Search code examples
jsonmongodbetlkettleavro

Date Field Schema in Avro Input Kettle


I'm using Pentaho Data Integration (Kettle) for an ETL process, extracting from a MongoDB source.

My source has an ISODateField so the JSON returned from the extraction is like:

{ "_id" : { "$oid" : "533a0180e4b026f66594a13b"} , "fac_fecha" : { "$date" : "2014-04-01T00:00:00.760Z"} , "fac_fedlogin" : "KAYAK"}

So now, I have to unserialize this JSON with an AVRO Input. So I've defined the AVRO schema like

{
  "type": "record",
  "name": "xml_feeds",
  "fields": [
      {"name": "fac_fedlogin", "type": "string"},
      {"name": "fac_empcod", "type": "string"},
      {"name": "fac_fecha", "type": "string"}
  ]
}

It would be ok that fac_fecha could be a date type but AVRO doesn't support this.

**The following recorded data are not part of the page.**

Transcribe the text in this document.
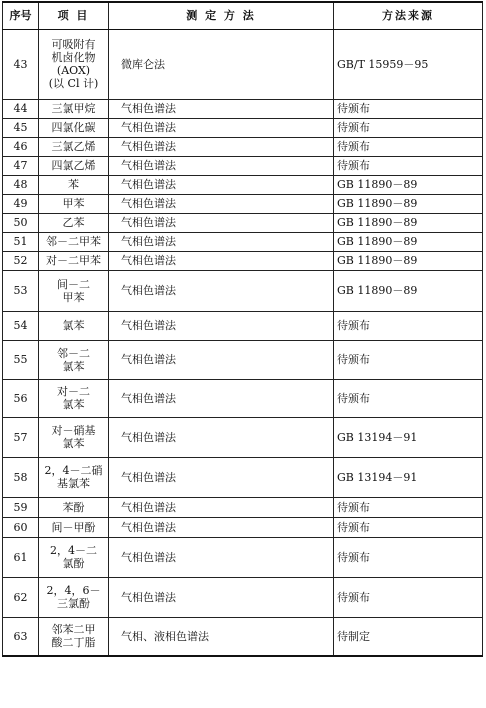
序号	项 目	测 定 方 法	方法来源
43	可吸附有
机卤化物
(AOX)
(以 Cl 计)	微库仑法	GB/T 15959－95
44	三氯甲烷	气相色谱法	待颁布
45	四氯化碳	气相色谱法	待颁布
46	三氯乙烯	气相色谱法	待颁布
47	四氯乙烯	气相色谱法	待颁布
48	苯	气相色谱法	GB 11890－89
49	甲苯	气相色谱法	GB 11890－89
50	乙苯	气相色谱法	GB 11890－89
51	邻－二甲苯	气相色谱法	GB 11890－89
52	对－二甲苯	气相色谱法	GB 11890－89
53	间－二
甲苯	气相色谱法	GB 11890－89
54	氯苯	气相色谱法	待颁布
55	邻－二
氯苯	气相色谱法	待颁布
56	对－二
氯苯	气相色谱法	待颁布
57	对－硝基
氯苯	气相色谱法	GB 13194－91
58	2，4－二硝
基氯苯	气相色谱法	GB 13194－91
59	苯酚	气相色谱法	待颁布
60	间－甲酚	气相色谱法	待颁布
61	2，4－二
氯酚	气相色谱法	待颁布
62	2，4，6－
三氯酚	气相色谱法	待颁布
63	邻苯二甲
酸二丁脂	气相、液相色谱法	待制定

In execution time, AVRO Input rejects all rows as they have an error. This only ocurrs when I use the date field.

Any suggestions of how can I do this?

Kettle version: 4.4.0 Pentaho-big-data-plugin: 1.3.0


Solution

  • The easiest solution I found for this problem was uprading The Pentaho Big Data Plugin to a newer version 1.3.3

    With this new version expliciting the schema for the mongodb Input json is avoided. So the Final solution is shown as following:

    global view: enter image description here

    And inside MongoDB Input:

    enter image description here

    The schema is decided automatically and it can me modified.